= Jim Hawkins and the Curse of Treasure Island =

2001 novel by Frank Delaney

Jim Hawkins and the Curse of Treasure Island is a 2001 adventure novel by Frank Delaney, written under the pseudonym of Francis Bryan. It is a sequel to the 1883 novel Treasure Island by Robert Louis Stevenson.

==Plot summary==

Twelve years after the events chronicled in Treasure Island, Jim Hawkins (the narrator) takes up ownership of the Admiral Benbow Inn. He improves the inn with his share of the treasure taken from the island, and becomes well known as a raconteur of his adventures.

He is visited by a lady travelling by coach from Bristol, without any luggage but with a young boy. She identifies herself as Grace Richardson with her son Louis; she is much agitated and seeks information from Jim as to the location of Joseph Tait. Jim recalls Tait as being one of the pirates marooned on the island. Jim takes her to the safety of his inn. A party of men approach the inn; Louis is brutally attacked by one of them. Hawkins rushes to the rescue and in so doing, kills the attacker. The dead man's companions besiege the inn, demanding that Jim surrender to the law. Their leader, Sir Thomas Maltby, claims to be a Court Councillor, with power to hold inquiries, convene summary courts and pass sentence, but he is delayed by the intervention of Squire Trelawney, allowing Jim to escape. Maltby says that the dead man was his cousin, the Duke of Berwick.

Jim seeks the assistance of his uncle Ambrose Hatt, a well-connected lawyer in Bristol, who manages to delay any legal moves to arrest Jim. It is decided that an expedition must return to Treasure Island to see if Tait is still alive. Grace will still not explain her connection with Tait, but Jim suspects that Louis is his son.

The ship Hispaniola, which Jim knows well, is chartered. Under the command of Captain Reid, it sails to the island, but is shadowed by a black-sailed brig, unidentified but possibly owned by Maltby and his followers.

Jim accompanies a party of sailors ashore. He is separated from them, and cannot find them again; they have vanished without trace.
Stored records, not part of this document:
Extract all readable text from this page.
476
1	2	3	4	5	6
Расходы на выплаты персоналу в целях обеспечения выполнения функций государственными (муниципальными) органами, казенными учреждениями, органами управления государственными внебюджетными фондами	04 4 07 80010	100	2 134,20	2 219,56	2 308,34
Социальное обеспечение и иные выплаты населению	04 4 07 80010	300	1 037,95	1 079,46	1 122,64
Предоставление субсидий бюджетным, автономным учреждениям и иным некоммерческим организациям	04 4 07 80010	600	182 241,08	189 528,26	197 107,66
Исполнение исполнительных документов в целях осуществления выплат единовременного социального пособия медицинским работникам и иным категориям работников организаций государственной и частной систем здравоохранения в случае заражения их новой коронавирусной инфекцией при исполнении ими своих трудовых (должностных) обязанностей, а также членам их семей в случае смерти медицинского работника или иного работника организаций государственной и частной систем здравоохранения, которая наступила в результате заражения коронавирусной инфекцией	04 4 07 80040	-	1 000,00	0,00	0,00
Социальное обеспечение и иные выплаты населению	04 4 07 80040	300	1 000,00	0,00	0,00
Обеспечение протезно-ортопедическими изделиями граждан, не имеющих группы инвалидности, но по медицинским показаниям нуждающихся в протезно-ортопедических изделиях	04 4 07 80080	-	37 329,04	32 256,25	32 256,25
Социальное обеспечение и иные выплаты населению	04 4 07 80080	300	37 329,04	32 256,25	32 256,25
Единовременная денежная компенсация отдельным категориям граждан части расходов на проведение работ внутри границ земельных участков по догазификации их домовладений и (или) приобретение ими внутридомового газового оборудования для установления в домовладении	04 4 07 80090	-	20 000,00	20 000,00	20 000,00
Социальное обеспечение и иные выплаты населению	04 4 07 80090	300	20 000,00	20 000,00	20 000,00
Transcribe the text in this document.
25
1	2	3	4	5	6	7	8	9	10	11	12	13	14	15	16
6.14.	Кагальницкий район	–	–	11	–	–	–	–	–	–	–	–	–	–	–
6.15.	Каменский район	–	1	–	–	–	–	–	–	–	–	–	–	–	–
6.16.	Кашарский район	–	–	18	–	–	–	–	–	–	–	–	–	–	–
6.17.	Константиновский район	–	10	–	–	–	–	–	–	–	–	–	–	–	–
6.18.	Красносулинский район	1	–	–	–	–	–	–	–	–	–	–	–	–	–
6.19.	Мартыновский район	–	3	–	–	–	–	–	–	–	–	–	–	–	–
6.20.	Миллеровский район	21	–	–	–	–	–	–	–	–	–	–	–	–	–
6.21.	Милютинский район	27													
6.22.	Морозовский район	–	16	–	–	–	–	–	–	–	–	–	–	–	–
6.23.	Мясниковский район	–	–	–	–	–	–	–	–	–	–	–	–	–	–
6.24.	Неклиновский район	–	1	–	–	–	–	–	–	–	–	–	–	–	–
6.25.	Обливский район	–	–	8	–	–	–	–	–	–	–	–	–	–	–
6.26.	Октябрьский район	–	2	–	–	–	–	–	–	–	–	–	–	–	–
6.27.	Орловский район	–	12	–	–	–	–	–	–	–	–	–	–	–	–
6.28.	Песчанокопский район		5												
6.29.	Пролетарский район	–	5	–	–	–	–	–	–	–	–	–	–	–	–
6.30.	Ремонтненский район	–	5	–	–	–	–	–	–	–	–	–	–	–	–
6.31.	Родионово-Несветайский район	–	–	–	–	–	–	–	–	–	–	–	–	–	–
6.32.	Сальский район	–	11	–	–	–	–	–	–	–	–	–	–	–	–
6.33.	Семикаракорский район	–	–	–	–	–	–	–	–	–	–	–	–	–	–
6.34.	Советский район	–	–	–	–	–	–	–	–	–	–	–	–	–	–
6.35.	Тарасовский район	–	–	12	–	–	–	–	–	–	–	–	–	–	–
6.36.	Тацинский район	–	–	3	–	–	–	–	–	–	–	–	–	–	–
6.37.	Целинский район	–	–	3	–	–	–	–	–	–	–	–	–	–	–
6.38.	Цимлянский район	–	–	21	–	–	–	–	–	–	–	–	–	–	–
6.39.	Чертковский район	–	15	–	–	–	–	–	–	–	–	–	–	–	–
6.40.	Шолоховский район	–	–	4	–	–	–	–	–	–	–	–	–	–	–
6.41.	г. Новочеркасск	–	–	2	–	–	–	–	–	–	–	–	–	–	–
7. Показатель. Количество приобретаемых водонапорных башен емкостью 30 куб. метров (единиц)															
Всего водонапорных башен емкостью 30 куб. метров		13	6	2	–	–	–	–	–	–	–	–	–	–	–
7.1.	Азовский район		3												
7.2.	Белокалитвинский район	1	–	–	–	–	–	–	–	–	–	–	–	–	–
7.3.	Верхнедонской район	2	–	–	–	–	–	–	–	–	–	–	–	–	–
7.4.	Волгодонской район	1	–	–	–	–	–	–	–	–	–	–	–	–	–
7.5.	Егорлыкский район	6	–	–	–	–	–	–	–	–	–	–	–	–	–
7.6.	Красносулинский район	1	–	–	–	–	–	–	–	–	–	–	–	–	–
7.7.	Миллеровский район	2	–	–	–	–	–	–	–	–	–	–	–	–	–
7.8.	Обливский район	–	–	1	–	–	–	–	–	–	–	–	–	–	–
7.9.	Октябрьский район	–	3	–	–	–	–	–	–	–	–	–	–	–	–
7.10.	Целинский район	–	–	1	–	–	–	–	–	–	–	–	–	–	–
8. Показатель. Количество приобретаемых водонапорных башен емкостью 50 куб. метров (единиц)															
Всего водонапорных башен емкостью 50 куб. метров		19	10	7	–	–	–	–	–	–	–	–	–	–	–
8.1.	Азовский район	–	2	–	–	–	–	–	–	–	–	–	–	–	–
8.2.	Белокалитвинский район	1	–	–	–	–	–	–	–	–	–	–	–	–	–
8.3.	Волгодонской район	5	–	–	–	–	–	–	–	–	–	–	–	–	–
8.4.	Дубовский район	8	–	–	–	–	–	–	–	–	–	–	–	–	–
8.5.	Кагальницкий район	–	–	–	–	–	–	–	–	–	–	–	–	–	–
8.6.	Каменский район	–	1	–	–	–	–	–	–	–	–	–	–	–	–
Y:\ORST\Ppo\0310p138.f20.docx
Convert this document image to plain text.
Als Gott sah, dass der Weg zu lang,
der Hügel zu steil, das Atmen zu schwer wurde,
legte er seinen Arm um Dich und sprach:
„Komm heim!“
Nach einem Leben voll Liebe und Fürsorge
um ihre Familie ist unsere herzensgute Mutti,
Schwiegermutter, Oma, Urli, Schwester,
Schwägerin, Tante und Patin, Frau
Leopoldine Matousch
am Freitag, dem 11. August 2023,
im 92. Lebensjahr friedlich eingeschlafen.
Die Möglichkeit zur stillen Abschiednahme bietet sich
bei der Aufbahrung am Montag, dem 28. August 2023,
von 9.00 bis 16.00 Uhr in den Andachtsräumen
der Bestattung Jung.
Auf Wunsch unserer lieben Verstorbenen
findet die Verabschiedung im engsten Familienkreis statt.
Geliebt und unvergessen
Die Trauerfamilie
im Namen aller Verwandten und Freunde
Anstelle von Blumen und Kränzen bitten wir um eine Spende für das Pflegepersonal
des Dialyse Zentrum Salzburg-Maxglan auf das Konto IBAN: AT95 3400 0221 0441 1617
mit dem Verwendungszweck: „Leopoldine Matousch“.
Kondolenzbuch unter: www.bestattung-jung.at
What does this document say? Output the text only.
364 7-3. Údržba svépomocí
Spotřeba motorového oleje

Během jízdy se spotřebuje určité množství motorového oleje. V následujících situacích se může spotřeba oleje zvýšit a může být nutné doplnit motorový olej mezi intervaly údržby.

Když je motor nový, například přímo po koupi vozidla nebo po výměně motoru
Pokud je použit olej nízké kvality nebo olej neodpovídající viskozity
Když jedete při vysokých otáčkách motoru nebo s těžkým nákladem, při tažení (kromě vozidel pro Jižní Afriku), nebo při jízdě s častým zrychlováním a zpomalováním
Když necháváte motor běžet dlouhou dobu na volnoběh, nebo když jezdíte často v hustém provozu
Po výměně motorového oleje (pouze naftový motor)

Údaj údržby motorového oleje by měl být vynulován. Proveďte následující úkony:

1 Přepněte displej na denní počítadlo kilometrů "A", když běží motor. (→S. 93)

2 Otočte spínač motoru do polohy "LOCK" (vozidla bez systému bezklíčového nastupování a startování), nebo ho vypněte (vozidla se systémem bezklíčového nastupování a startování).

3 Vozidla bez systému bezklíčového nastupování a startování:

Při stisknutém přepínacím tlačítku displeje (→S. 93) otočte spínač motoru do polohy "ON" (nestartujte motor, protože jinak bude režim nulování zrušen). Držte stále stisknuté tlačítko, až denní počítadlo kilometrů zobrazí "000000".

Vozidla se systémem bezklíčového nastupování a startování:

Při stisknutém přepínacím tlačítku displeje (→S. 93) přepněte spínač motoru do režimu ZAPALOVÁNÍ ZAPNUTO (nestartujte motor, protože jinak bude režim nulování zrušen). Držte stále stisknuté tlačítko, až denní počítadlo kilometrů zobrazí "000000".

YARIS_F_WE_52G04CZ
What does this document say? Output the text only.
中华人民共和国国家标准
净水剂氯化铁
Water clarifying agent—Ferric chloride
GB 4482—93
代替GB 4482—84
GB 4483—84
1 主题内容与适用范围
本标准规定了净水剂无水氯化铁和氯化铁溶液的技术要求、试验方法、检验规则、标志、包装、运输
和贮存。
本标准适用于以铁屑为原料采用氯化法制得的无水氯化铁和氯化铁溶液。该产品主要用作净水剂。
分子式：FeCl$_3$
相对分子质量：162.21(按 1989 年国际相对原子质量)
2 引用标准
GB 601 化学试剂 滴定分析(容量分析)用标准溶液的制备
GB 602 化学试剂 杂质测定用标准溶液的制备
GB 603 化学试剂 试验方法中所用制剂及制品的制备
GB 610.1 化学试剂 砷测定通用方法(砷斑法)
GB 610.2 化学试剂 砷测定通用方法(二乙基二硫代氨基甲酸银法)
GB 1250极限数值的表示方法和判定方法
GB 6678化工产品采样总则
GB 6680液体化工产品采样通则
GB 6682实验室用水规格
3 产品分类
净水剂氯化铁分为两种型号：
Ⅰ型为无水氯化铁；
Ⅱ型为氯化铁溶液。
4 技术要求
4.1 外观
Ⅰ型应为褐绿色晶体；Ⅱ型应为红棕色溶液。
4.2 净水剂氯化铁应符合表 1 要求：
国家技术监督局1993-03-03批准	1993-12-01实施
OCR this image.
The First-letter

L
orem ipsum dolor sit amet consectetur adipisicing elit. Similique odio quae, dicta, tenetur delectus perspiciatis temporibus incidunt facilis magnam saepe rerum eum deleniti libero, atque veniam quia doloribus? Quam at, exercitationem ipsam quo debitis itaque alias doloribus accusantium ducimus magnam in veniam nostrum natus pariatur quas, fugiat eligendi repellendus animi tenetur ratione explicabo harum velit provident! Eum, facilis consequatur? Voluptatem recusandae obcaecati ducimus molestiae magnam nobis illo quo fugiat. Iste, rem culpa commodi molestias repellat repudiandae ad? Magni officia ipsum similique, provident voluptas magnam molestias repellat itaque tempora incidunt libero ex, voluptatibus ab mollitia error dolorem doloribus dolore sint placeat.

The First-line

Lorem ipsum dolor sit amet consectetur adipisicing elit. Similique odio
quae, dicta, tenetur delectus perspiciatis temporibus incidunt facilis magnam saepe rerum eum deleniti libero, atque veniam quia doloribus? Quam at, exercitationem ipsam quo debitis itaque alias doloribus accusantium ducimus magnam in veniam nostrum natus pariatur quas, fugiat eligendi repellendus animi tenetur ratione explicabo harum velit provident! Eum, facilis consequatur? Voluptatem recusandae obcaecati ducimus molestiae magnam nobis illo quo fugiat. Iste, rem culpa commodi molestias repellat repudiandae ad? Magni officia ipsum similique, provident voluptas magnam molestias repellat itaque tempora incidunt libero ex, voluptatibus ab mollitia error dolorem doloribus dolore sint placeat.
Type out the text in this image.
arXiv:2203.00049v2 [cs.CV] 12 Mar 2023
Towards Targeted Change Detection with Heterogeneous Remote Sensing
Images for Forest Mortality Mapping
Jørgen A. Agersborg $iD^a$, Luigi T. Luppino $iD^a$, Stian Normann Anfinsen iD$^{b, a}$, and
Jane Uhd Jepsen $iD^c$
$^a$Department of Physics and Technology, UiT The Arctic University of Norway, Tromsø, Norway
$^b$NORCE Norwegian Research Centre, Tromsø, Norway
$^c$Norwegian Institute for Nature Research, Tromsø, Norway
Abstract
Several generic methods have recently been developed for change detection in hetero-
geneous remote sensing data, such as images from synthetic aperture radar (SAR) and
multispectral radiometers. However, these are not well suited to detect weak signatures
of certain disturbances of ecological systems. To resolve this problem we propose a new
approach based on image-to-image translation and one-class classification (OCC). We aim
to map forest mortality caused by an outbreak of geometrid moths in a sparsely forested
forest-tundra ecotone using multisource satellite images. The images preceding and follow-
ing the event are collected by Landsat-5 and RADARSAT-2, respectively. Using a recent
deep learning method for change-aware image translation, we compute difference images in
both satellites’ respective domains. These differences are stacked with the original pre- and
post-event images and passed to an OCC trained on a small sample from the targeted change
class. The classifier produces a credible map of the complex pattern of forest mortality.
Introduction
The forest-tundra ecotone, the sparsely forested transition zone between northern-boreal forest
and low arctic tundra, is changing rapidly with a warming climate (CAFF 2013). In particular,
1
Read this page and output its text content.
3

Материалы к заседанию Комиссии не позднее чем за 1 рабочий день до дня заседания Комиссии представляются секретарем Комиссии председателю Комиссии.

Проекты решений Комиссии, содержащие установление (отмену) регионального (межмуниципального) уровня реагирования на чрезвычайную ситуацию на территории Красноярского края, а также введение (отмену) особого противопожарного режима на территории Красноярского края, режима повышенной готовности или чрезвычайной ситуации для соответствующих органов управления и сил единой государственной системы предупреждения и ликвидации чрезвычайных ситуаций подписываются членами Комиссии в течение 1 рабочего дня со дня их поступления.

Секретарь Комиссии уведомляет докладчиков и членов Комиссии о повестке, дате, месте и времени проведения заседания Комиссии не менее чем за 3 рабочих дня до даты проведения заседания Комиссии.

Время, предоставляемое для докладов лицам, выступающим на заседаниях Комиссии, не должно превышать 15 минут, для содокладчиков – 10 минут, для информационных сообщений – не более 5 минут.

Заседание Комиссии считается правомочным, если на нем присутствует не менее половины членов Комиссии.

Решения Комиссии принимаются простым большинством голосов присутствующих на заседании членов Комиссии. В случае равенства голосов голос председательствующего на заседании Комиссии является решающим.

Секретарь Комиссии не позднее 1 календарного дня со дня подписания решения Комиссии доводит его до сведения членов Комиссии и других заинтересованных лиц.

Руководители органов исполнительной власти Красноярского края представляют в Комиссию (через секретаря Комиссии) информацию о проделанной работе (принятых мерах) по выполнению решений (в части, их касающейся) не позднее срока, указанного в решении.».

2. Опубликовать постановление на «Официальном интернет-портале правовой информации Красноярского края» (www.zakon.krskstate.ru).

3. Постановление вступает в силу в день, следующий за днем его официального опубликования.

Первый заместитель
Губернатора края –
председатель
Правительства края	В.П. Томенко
In a dark cave, he is captured by a man he cannot see, but suspects of being Tait. He barely escapes on a crude raft and drifts for several days before being rescued, more dead than alive. He is unable to speak or see, but discovers that he is on board the black brig, commanded by Maltby. He identifies himself as Mills, an assay clerk sent to value the silver left behind on the island.

The ship enters port on a nearby coast, where Jim is given into the case of Dr Ballantyne. When he is sufficiently recovered, Jim explains his story to the doctor, who takes him to visit his neighbour, Long John Silver, now living in comfort in a fine villa.

Jim, Silver and Ballantyne join the ship and return to Treasure Island. Jim contrives to board the Hispaniola, whilst Captain Reid keeps Maltby's crew at bay. He had previously claimed to have plague aboard, preventing Maltby from boarding.

A fresh expedition searches the island. Many dead bodies are found and it becomes clear that Tait and an unnamed and unseen companion had survived by wrecking ships and brutally enslaving some of the survivors. Tait is captured; his giant companion is killed. Tait is taken on board the Hispaniola.

Fighting ensues between the crews of the ships. Tait is killed, as is Maltby. The many dead are buried at sea.

Jim now learns at least part of the truth. Maltby stood to inherit the title and estates of the Duke of Berwick if Grace's son Louis died. Grace had been secretly married to the heir of the estate, and Louis was their son. Tait, then a coachman, witnessed the ceremony. Grace and Louis had been fleeing from Maltby. Fortunately, Ambrose Hutt has persuaded Tait to sign a document attesting to the circumstances, before he was killed.

Jim had hoped to marry Grace, but he is surprised and disappointed that his Uncle Ambrose, despite the age difference, has got in first. However, Louis comes to stay at the Admiral Benbow until he comes of age and can claim the inheritance.

With the fresh treasure taken from the island, Jim further improves the inn and expands its clientele. He builds a small house nearby for Ben Gunn, who had assisted in the expedition.